My motherfucking car. If I could kill that piece of shit all over again, I probably would. I spent two years saving up for a down payment on my dream Camaro with all the bells and whistles—I only had it three months before Earl “made it disappear”. I shake my head, my anger simmering. “Nope. I’m going back and forth with my insurance company, seeing if there’s anything they can do. I’ve been taking an Uber to my therapy appointments.”

“That sucks. I’m sorry.”

“Yeah, well, it’s replaceable. Eventually. He took a hell of a lot more from you.”

We both let that dark cloud hover over us for a minute, and I kind of wish I could take it back. I didn’t mean to give her wounds life. Cora seems to mentally retreat, and I can only imagine what she’s thinking about.

I hope she’s thinking about me talking her through it, begging her to focus on me, to only see me, to only hear me…

But I know she’s not.

“They’re searching for more bodies,” Cora says in a low, shaky breath. “They’ve uncovered a bunch of bones buried on his property. They’re trying to identify the victims.”

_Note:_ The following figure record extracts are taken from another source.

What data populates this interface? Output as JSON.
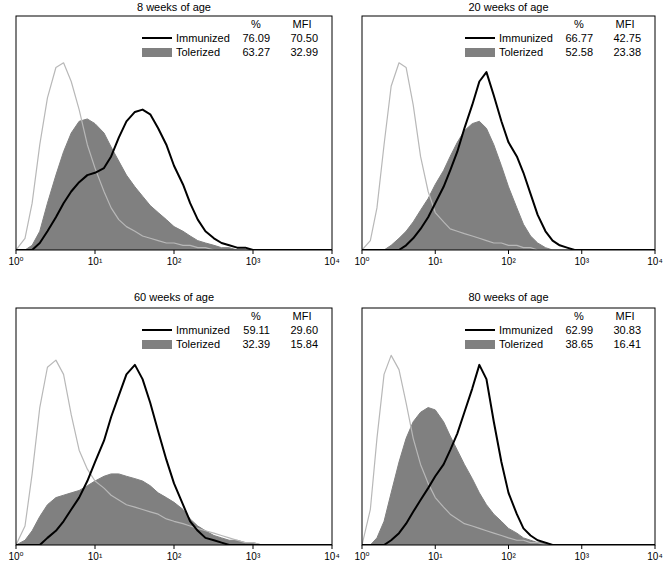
{
  "chart_data": [
    {
      "type": "line",
      "title": "8 weeks of age",
      "log": "x",
      "legend": "top-right",
      "tick_labels": "x",
      "xlim": [
        1,
        10000
      ],
      "ylim": [
        0,
        100
      ],
      "xticks": [
        {
          "value": 1,
          "label": "10⁰"
        },
        {
          "value": 10,
          "label": "10¹"
        },
        {
          "value": 100,
          "label": "10²"
        },
        {
          "value": 1000,
          "label": "10³"
        },
        {
          "value": 10000,
          "label": "10⁴"
        }
      ],
      "stat_headers": [
        "%",
        "MFI"
      ],
      "x": [
        1,
        1.3,
        1.6,
        2,
        2.5,
        3.2,
        4,
        5,
        6.3,
        8,
        10,
        13,
        16,
        20,
        25,
        32,
        40,
        50,
        63,
        80,
        100,
        130,
        160,
        200,
        250,
        320,
        400,
        500,
        630,
        800,
        1000,
        1300,
        1600,
        2000,
        2500,
        3200,
        4000,
        5000,
        6300,
        8000,
        10000
      ],
      "series": [
        {
          "name": "Immunized",
          "type": "line",
          "color": "#000000",
          "stats": [
            76.09,
            70.5
          ],
          "stat_labels": [
            "76.09",
            "70.50"
          ],
          "values": [
            0,
            0,
            0,
            3,
            8,
            14,
            20,
            25,
            29,
            32,
            33,
            35,
            40,
            48,
            55,
            59,
            60,
            58,
            52,
            45,
            36,
            28,
            20,
            13,
            8,
            5,
            3,
            2,
            1,
            1,
            0,
            0,
            0,
            0,
            0,
            0,
            0,
            0,
            0,
            0,
            0
          ]
        },
        {
          "name": "Tolerized",
          "type": "area",
          "color": "#808080",
          "stats": [
            63.27,
            32.99
          ],
          "stat_labels": [
            "63.27",
            "32.99"
          ],
          "values": [
            0,
            0,
            2,
            8,
            20,
            32,
            42,
            50,
            55,
            56,
            54,
            50,
            44,
            38,
            32,
            27,
            23,
            19,
            16,
            13,
            10,
            8,
            6,
            4,
            3,
            2,
            1,
            1,
            0,
            0,
            0,
            0,
            0,
            0,
            0,
            0,
            0,
            0,
            0,
            0,
            0
          ]
        },
        {
          "type": "line",
          "color": "#b8b8b8",
          "values": [
            0,
            5,
            20,
            45,
            65,
            78,
            80,
            72,
            60,
            45,
            35,
            25,
            18,
            13,
            10,
            8,
            6,
            5,
            4,
            3,
            3,
            2,
            2,
            1,
            1,
            0,
            0,
            0,
            0,
            0,
            0,
            0,
            0,
            0,
            0,
            0,
            0,
            0,
            0,
            0,
            0
          ]
        }
      ]
    },
    {
      "type": "line",
      "title": "20 weeks of age",
      "log": "x",
      "legend": "top-right",
      "tick_labels": "x",
      "xlim": [
        1,
        10000
      ],
      "ylim": [
        0,
        100
      ],
      "xticks": [
        {
          "value": 1,
          "label": "10⁰"
        },
        {
          "value": 10,
          "label": "10¹"
        },
        {
          "value": 100,
          "label": "10²"
        },
        {
          "value": 1000,
          "label": "10³"
        },
        {
          "value": 10000,
          "label": "10⁴"
        }
      ],
      "stat_headers": [
        "%",
        "MFI"
      ],
      "x": [
        1,
        1.3,
        1.6,
        2,
        2.5,
        3.2,
        4,
        5,
        6.3,
        8,
        10,
        13,
        16,
        20,
        25,
        32,
        40,
        50,
        63,
        80,
        100,
        130,
        160,
        200,
        250,
        320,
        400,
        500,
        630,
        800,
        1000,
        1300,
        1600,
        2000,
        2500,
        3200,
        4000,
        5000,
        6300,
        8000,
        10000
      ],
      "series": [
        {
          "name": "Immunized",
          "type": "line",
          "color": "#000000",
          "stats": [
            66.77,
            42.75
          ],
          "stat_labels": [
            "66.77",
            "42.75"
          ],
          "values": [
            0,
            0,
            0,
            0,
            0,
            0,
            2,
            5,
            9,
            14,
            20,
            27,
            34,
            42,
            52,
            62,
            72,
            76,
            66,
            55,
            46,
            40,
            33,
            24,
            15,
            8,
            4,
            2,
            1,
            0,
            0,
            0,
            0,
            0,
            0,
            0,
            0,
            0,
            0,
            0,
            0
          ]
        },
        {
          "name": "Tolerized",
          "type": "area",
          "color": "#808080",
          "stats": [
            52.58,
            23.38
          ],
          "stat_labels": [
            "52.58",
            "23.38"
          ],
          "values": [
            0,
            0,
            0,
            0,
            2,
            5,
            8,
            12,
            17,
            22,
            28,
            34,
            40,
            46,
            51,
            54,
            55,
            52,
            45,
            36,
            27,
            18,
            11,
            6,
            3,
            1,
            0,
            0,
            0,
            0,
            0,
            0,
            0,
            0,
            0,
            0,
            0,
            0,
            0,
            0,
            0
          ]
        },
        {
          "type": "line",
          "color": "#b8b8b8",
          "values": [
            0,
            4,
            18,
            45,
            70,
            80,
            78,
            62,
            40,
            25,
            16,
            12,
            9,
            8,
            7,
            6,
            5,
            4,
            3,
            3,
            2,
            2,
            1,
            1,
            0,
            0,
            0,
            0,
            0,
            0,
            0,
            0,
            0,
            0,
            0,
            0,
            0,
            0,
            0,
            0,
            0
          ]
        }
      ]
    },
    {
      "type": "line",
      "title": "60 weeks of age",
      "log": "x",
      "legend": "top-right",
      "tick_labels": "x",
      "xlim": [
        1,
        10000
      ],
      "ylim": [
        0,
        100
      ],
      "xticks": [
        {
          "value": 1,
          "label": "10⁰"
        },
        {
          "value": 10,
          "label": "10¹"
        },
        {
          "value": 100,
          "label": "10²"
        },
        {
          "value": 1000,
          "label": "10³"
        },
        {
          "value": 10000,
          "label": "10⁴"
        }
      ],
      "stat_headers": [
        "%",
        "MFI"
      ],
      "x": [
        1,
        1.3,
        1.6,
        2,
        2.5,
        3.2,
        4,
        5,
        6.3,
        8,
        10,
        13,
        16,
        20,
        25,
        32,
        40,
        50,
        63,
        80,
        100,
        130,
        160,
        200,
        250,
        320,
        400,
        500,
        630,
        800,
        1000,
        1300,
        1600,
        2000,
        2500,
        3200,
        4000,
        5000,
        6300,
        8000,
        10000
      ],
      "series": [
        {
          "name": "Immunized",
          "type": "line",
          "color": "#000000",
          "stats": [
            59.11,
            29.6
          ],
          "stat_labels": [
            "59.11",
            "29.60"
          ],
          "values": [
            0,
            0,
            0,
            0,
            3,
            6,
            10,
            15,
            20,
            27,
            35,
            44,
            54,
            63,
            72,
            76,
            70,
            60,
            48,
            36,
            26,
            17,
            10,
            6,
            3,
            2,
            1,
            0,
            0,
            0,
            0,
            0,
            0,
            0,
            0,
            0,
            0,
            0,
            0,
            0,
            0
          ]
        },
        {
          "name": "Tolerized",
          "type": "area",
          "color": "#808080",
          "stats": [
            32.39,
            15.84
          ],
          "stat_labels": [
            "32.39",
            "15.84"
          ],
          "values": [
            0,
            2,
            6,
            12,
            17,
            20,
            21,
            22,
            23,
            25,
            27,
            29,
            30,
            30,
            29,
            28,
            27,
            25,
            22,
            20,
            18,
            15,
            11,
            8,
            6,
            4,
            3,
            2,
            2,
            1,
            1,
            0,
            0,
            0,
            0,
            0,
            0,
            0,
            0,
            0,
            0
          ]
        },
        {
          "type": "line",
          "color": "#b8b8b8",
          "values": [
            0,
            8,
            30,
            58,
            75,
            78,
            72,
            55,
            40,
            32,
            27,
            24,
            21,
            19,
            17,
            16,
            15,
            14,
            13,
            11,
            10,
            9,
            8,
            7,
            6,
            5,
            4,
            3,
            2,
            1,
            1,
            0,
            0,
            0,
            0,
            0,
            0,
            0,
            0,
            0,
            0
          ]
        }
      ]
    },
    {
      "type": "line",
      "title": "80 weeks of age",
      "log": "x",
      "legend": "top-right",
      "tick_labels": "x",
      "xlim": [
        1,
        10000
      ],
      "ylim": [
        0,
        100
      ],
      "xticks": [
        {
          "value": 1,
          "label": "10⁰"
        },
        {
          "value": 10,
          "label": "10¹"
        },
        {
          "value": 100,
          "label": "10²"
        },
        {
          "value": 1000,
          "label": "10³"
        },
        {
          "value": 10000,
          "label": "10⁴"
        }
      ],
      "stat_headers": [
        "%",
        "MFI"
      ],
      "x": [
        1,
        1.3,
        1.6,
        2,
        2.5,
        3.2,
        4,
        5,
        6.3,
        8,
        10,
        13,
        16,
        20,
        25,
        32,
        40,
        50,
        63,
        80,
        100,
        130,
        160,
        200,
        250,
        320,
        400,
        500,
        630,
        800,
        1000,
        1300,
        1600,
        2000,
        2500,
        3200,
        4000,
        5000,
        6300,
        8000,
        10000
      ],
      "series": [
        {
          "name": "Immunized",
          "type": "line",
          "color": "#000000",
          "stats": [
            62.99,
            30.83
          ],
          "stat_labels": [
            "62.99",
            "30.83"
          ],
          "values": [
            0,
            0,
            0,
            0,
            2,
            5,
            9,
            14,
            19,
            24,
            29,
            34,
            40,
            47,
            56,
            66,
            76,
            70,
            52,
            35,
            22,
            13,
            7,
            4,
            2,
            1,
            0,
            0,
            0,
            0,
            0,
            0,
            0,
            0,
            0,
            0,
            0,
            0,
            0,
            0,
            0
          ]
        },
        {
          "name": "Tolerized",
          "type": "area",
          "color": "#808080",
          "stats": [
            38.65,
            16.41
          ],
          "stat_labels": [
            "38.65",
            "16.41"
          ],
          "values": [
            0,
            0,
            3,
            10,
            22,
            35,
            45,
            52,
            56,
            58,
            57,
            52,
            46,
            40,
            34,
            28,
            22,
            17,
            13,
            10,
            7,
            5,
            3,
            2,
            1,
            1,
            0,
            0,
            0,
            0,
            0,
            0,
            0,
            0,
            0,
            0,
            0,
            0,
            0,
            0,
            0
          ]
        },
        {
          "type": "line",
          "color": "#b8b8b8",
          "values": [
            0,
            15,
            45,
            72,
            80,
            74,
            60,
            45,
            34,
            26,
            20,
            16,
            13,
            11,
            9,
            8,
            7,
            6,
            5,
            4,
            3,
            2,
            2,
            1,
            1,
            0,
            0,
            0,
            0,
            0,
            0,
            0,
            0,
            0,
            0,
            0,
            0,
            0,
            0,
            0,
            0
          ]
        }
      ]
    }
  ]
}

I close my eyes. “Fuck…” I haven’t been keeping track of the story unfolding. It’s too much for me to deal with. It’s too soon, too fresh, too personal. I’ve already recanted the story to the police, the doctors, my therapist. I was grilled by detectives who were wondering if they had a goddamn murder case against me. While it was obviously self-defense, there wasn’t a clean bullet wound or a quick stab to the heart. No—I fucking pulverized the bastard with my bare hands. It was violent and savage and out of control.

He had to be identified by dental records.

But given the circumstances, there were no charges brought against me. Thank God. The last thing I wanted was to leave one prison and go straight to another.

Then again… I have to wonder if I’ll always be in some sort of prison.

“It’s so messed up,” Cora continues, setting her coffee down on the wooden table beside her. She lifts her teary eyes to me as she twists back around. “That was almost us, Dean. That was…”

I hear the panic in her voice and I see it in her wide, green eyes, so I inch my way closer to her on the couch. “Shh, hey… it wasn’t us. We got the fuck out and we survived.” I reach out to graze my knuckles against her cheek, watching as a tear slides down and collapses on my finger. Cora’s eyelids flutter closed as she sucks in jagged breaths. “We’re alive, we’re breathing, and we’re never going back.”

Cora raises her hand to touch mine, cradling my fingers. The contact makes something inside me spin and buzz and squirm. I grind my teeth together while she brazenly nuzzles her face against my hand like it’s the most natural thing in the world. She kisses the heel of my palm, and I almost fucking lose it.

“I go back there every night.”

Hell. I pull her in, clutching her to me and letting her head fall against my chest like a lost lover. I wrap both arms around her, twining my fingers through her silky strands of hair, inhaling her familiar, calming scent. “Is this okay?”

She nods against my t-shirt, slinking her own arm around my midsection. “It’s okay.” Cora is silent for a long time, her breathing more even and steady. I almost wonder if she’s fallen asleep until she murmurs, “It doesn’t feel like Christmastime.”

I continue to stroke her glossy locks, massaging her scalp with the tips of my fingers as I try to alleviate her pain the best I can. I slide my opposite hand into the pocket of my sweatpants and pull out my phone, scrolling through the stations until I find the one I want. I turn the volume up and lean back, holding Cora in my arms as Christmas music begins to serenade us through my cell phone speaker.

I feel her relax almost instantly, burrowing her tear-stained cheek further into my chest.

Cora falls asleep a few moments later with I’ll Be Home For Christmas echoing in our ears, warming us up, taming our tortured souls… and I know I’ll be perfectly content if this is all I get for Christmas this year.